The shower will reach its peak activity over the next two nights, August 11th and 12th, with 20 times more shooting stars visible than a normal night from dusk until dawn.
Astronomy Ireland says the “natural celestial fireworks display” can be enjoyed by star gazers from anywhere on the island with just the naked eye and a dark part of the sky away from street lights.
David Moore, founder of Astronomy Ireland, says the display will be spectacular: “This shower is known for producing some brilliant fireballs. I remember seeing one that lit up the whole countryside like daylight for a few seconds.”

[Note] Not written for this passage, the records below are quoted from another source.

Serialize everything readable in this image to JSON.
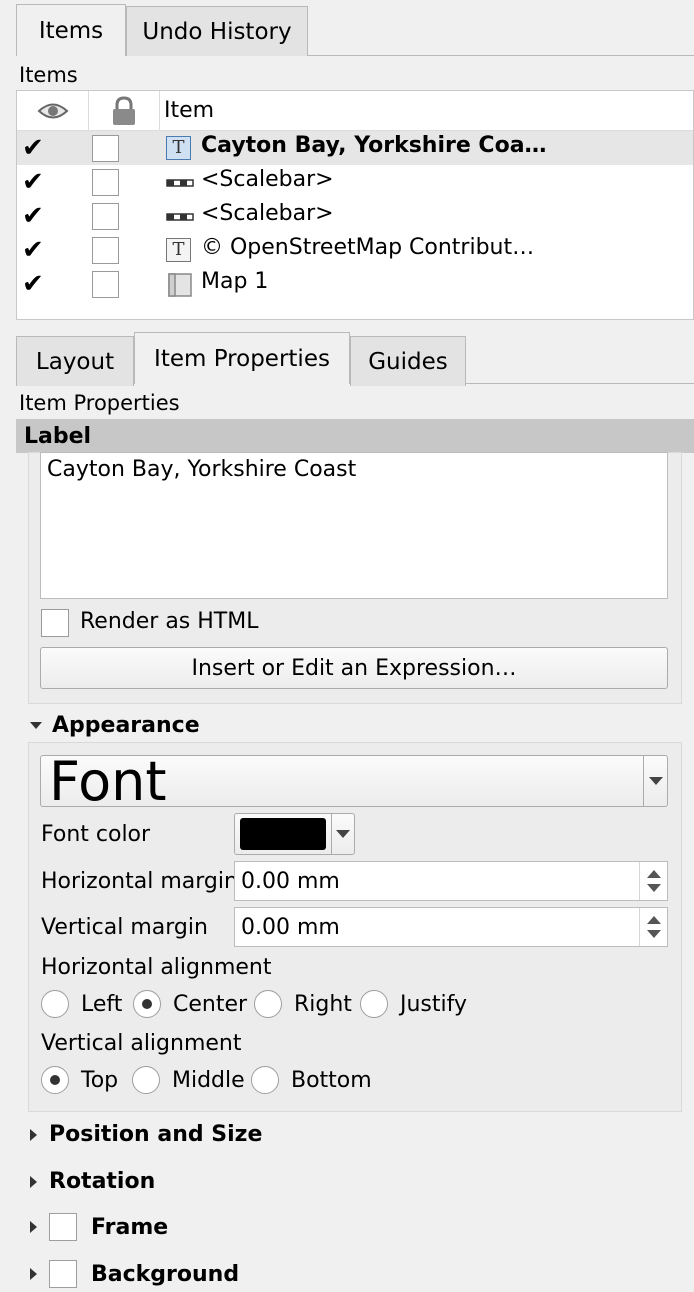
{
  "top_tabs": [
    {
      "label": "Items",
      "active": true
    },
    {
      "label": "Undo History",
      "active": false
    }
  ],
  "items_panel": {
    "title": "Items",
    "column_header": "Item",
    "rows": [
      {
        "label": "Cayton Bay, Yorkshire Coa…",
        "visible": true,
        "locked": false,
        "icon": "text-label-icon",
        "selected": true
      },
      {
        "label": "<Scalebar>",
        "visible": true,
        "locked": false,
        "icon": "scalebar-icon",
        "selected": false
      },
      {
        "label": "<Scalebar>",
        "visible": true,
        "locked": false,
        "icon": "scalebar-icon",
        "selected": false
      },
      {
        "label": "© OpenStreetMap Contribut…",
        "visible": true,
        "locked": false,
        "icon": "text-label-icon",
        "selected": false
      },
      {
        "label": "Map 1",
        "visible": true,
        "locked": false,
        "icon": "map-icon",
        "selected": false
      }
    ]
  },
  "bottom_tabs": [
    {
      "label": "Layout",
      "active": false
    },
    {
      "label": "Item Properties",
      "active": true
    },
    {
      "label": "Guides",
      "active": false
    }
  ],
  "item_properties": {
    "title": "Item Properties",
    "label_section": "Label",
    "label_text": "Cayton Bay, Yorkshire Coast",
    "render_as_html": "Render as HTML",
    "insert_expression": "Insert or Edit an Expression…",
    "appearance": {
      "title": "Appearance",
      "font_button": "Font",
      "font_color_label": "Font color",
      "font_color": "#000000",
      "h_margin_label": "Horizontal margin",
      "h_margin_value": "0.00 mm",
      "v_margin_label": "Vertical margin",
      "v_margin_value": "0.00 mm",
      "h_align_label": "Horizontal alignment",
      "h_align_options": [
        "Left",
        "Center",
        "Right",
        "Justify"
      ],
      "h_align_selected": "Center",
      "v_align_label": "Vertical alignment",
      "v_align_options": [
        "Top",
        "Middle",
        "Bottom"
      ],
      "v_align_selected": "Top"
    },
    "collapsed_groups": {
      "position_size": "Position and Size",
      "rotation": "Rotation",
      "frame": "Frame",
      "background": "Background"
    }
  }
}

“We should see about 20 times more shooting stars, or meteors to give them the correct name, than a normal night, so you might be hanging around for 10 minutes in a dark country sky to see one – you could be seeing two per minute tonight.”

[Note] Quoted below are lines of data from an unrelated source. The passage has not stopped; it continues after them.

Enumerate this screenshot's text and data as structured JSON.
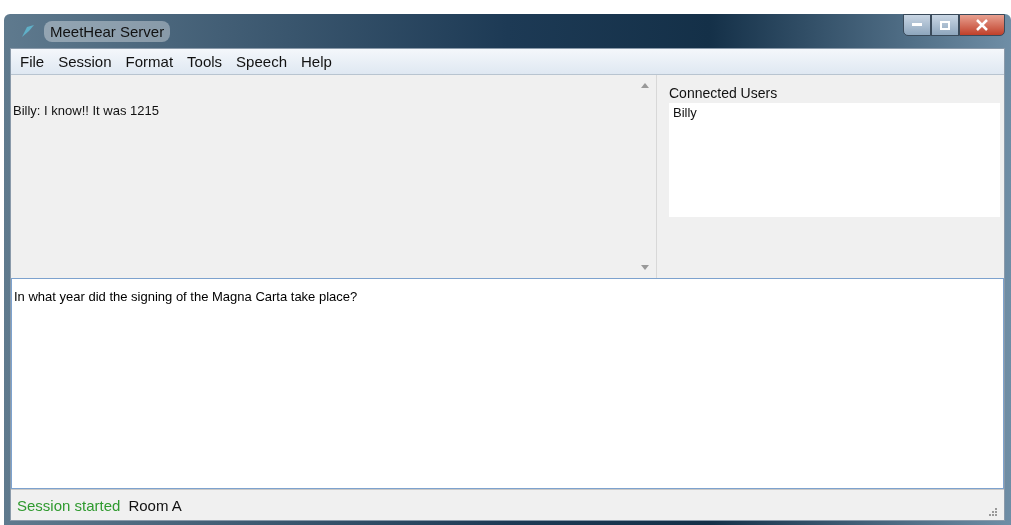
{
  "window": {
    "title": "MeetHear Server"
  },
  "menu": [
    "File",
    "Session",
    "Format",
    "Tools",
    "Speech",
    "Help"
  ],
  "chat_log": [
    "Billy: I know!!  It was 1215"
  ],
  "connected_users": {
    "label": "Connected Users",
    "users": [
      "Billy"
    ]
  },
  "message_input": {
    "value": "In what year did the signing of the Magna Carta take place?"
  },
  "status_bar": [
    {
      "text": "Session started",
      "color": "#2f9a2f"
    },
    {
      "text": "Room A",
      "color": "#111111"
    }
  ]
}
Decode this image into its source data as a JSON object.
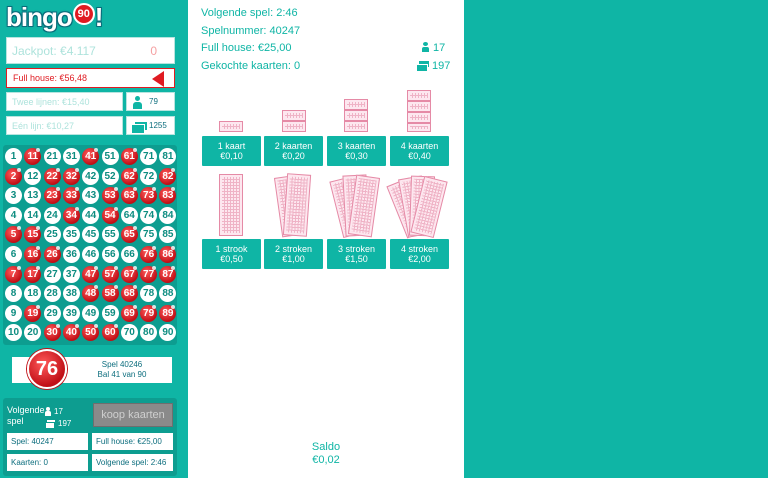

A Perseid's meteor fireball runs through the heart of the Milky Way on Saturday night at Slieve League, Co Donegal. Great to capture it, especially given the 75% Moon. Tap to expand to see all the star light! pic.twitter.com/9dNdu0qJPC
— Alistair Hamill (@ahamillphotos) August 10, 2020
The comet that causes the Perseids, the Comet Swift-Tuttle, orbits the sun every 130 years and last came close in 1992. Meteors are the result of small particles from comets burning up high in the earth's atmosphere.

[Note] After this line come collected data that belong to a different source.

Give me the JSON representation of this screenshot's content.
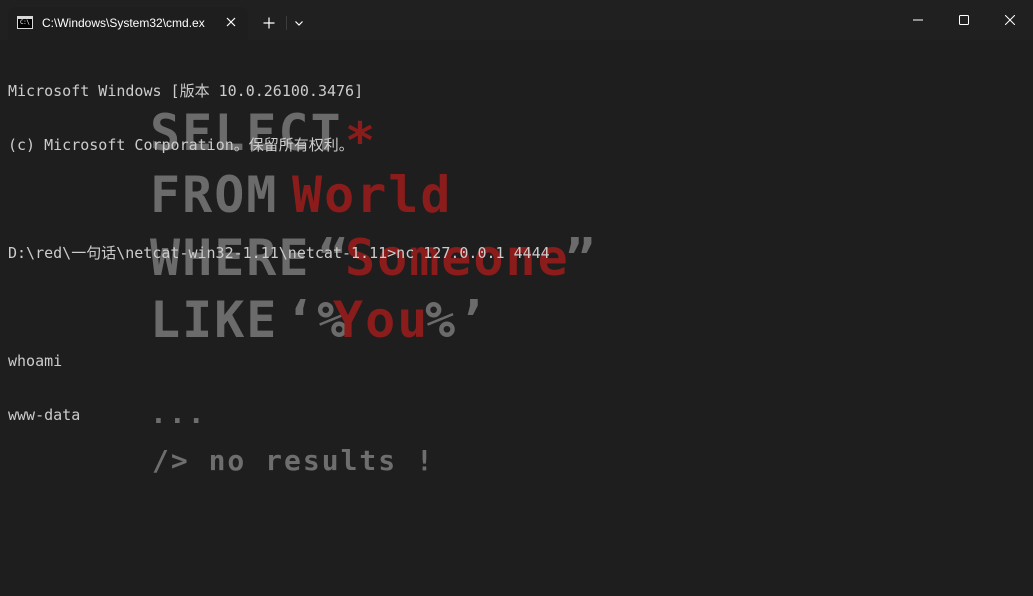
{
  "window": {
    "tab_title": "C:\\Windows\\System32\\cmd.ex",
    "tab_icon_glyph": "C:\\",
    "icons": {
      "tab": "cmd-icon",
      "close_tab": "close-icon",
      "new_tab": "plus-icon",
      "dropdown": "chevron-down-icon",
      "minimize": "minimize-icon",
      "maximize": "maximize-icon",
      "close": "close-icon"
    }
  },
  "terminal": {
    "lines": [
      "Microsoft Windows [版本 10.0.26100.3476]",
      "(c) Microsoft Corporation。保留所有权利。",
      "",
      "D:\\red\\一句话\\netcat-win32-1.11\\netcat-1.11>nc 127.0.0.1 4444",
      "",
      "whoami",
      "www-data"
    ]
  },
  "background_art": {
    "line1_keyword": "SELECT",
    "line1_value": "*",
    "line2_keyword": "FROM",
    "line2_value": "World",
    "line3_keyword": "WHERE",
    "line3_open_quote": "“",
    "line3_value": "Someone",
    "line3_close_quote": "”",
    "line4_keyword": "LIKE",
    "line4_open": "‘%",
    "line4_value": "You",
    "line4_close": "%’",
    "ellipsis": "...",
    "footer": "/> no results !",
    "colors": {
      "keyword": "#6b6b6b",
      "value": "#8a1c1c",
      "footer": "#6e6e6e"
    }
  }
}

Astronomy Ireland is asking everyone in Ireland to help count the shooting stars this year by filling out a form on its website.
“We want people to count them for every 15 minutes. Start on the hour, and we can then track how the shower peaks and how intense it is, and comparing that to the previous year, that’s how we know that this is one of the best of the years,” says Mr Moore.
“There’s another one in December that’s vying for title of best meteor shower of the year.”
Star gazing is a popular activity in Ireland, with Astronomy Ireland being the largest astronomy club in the world relative to population size.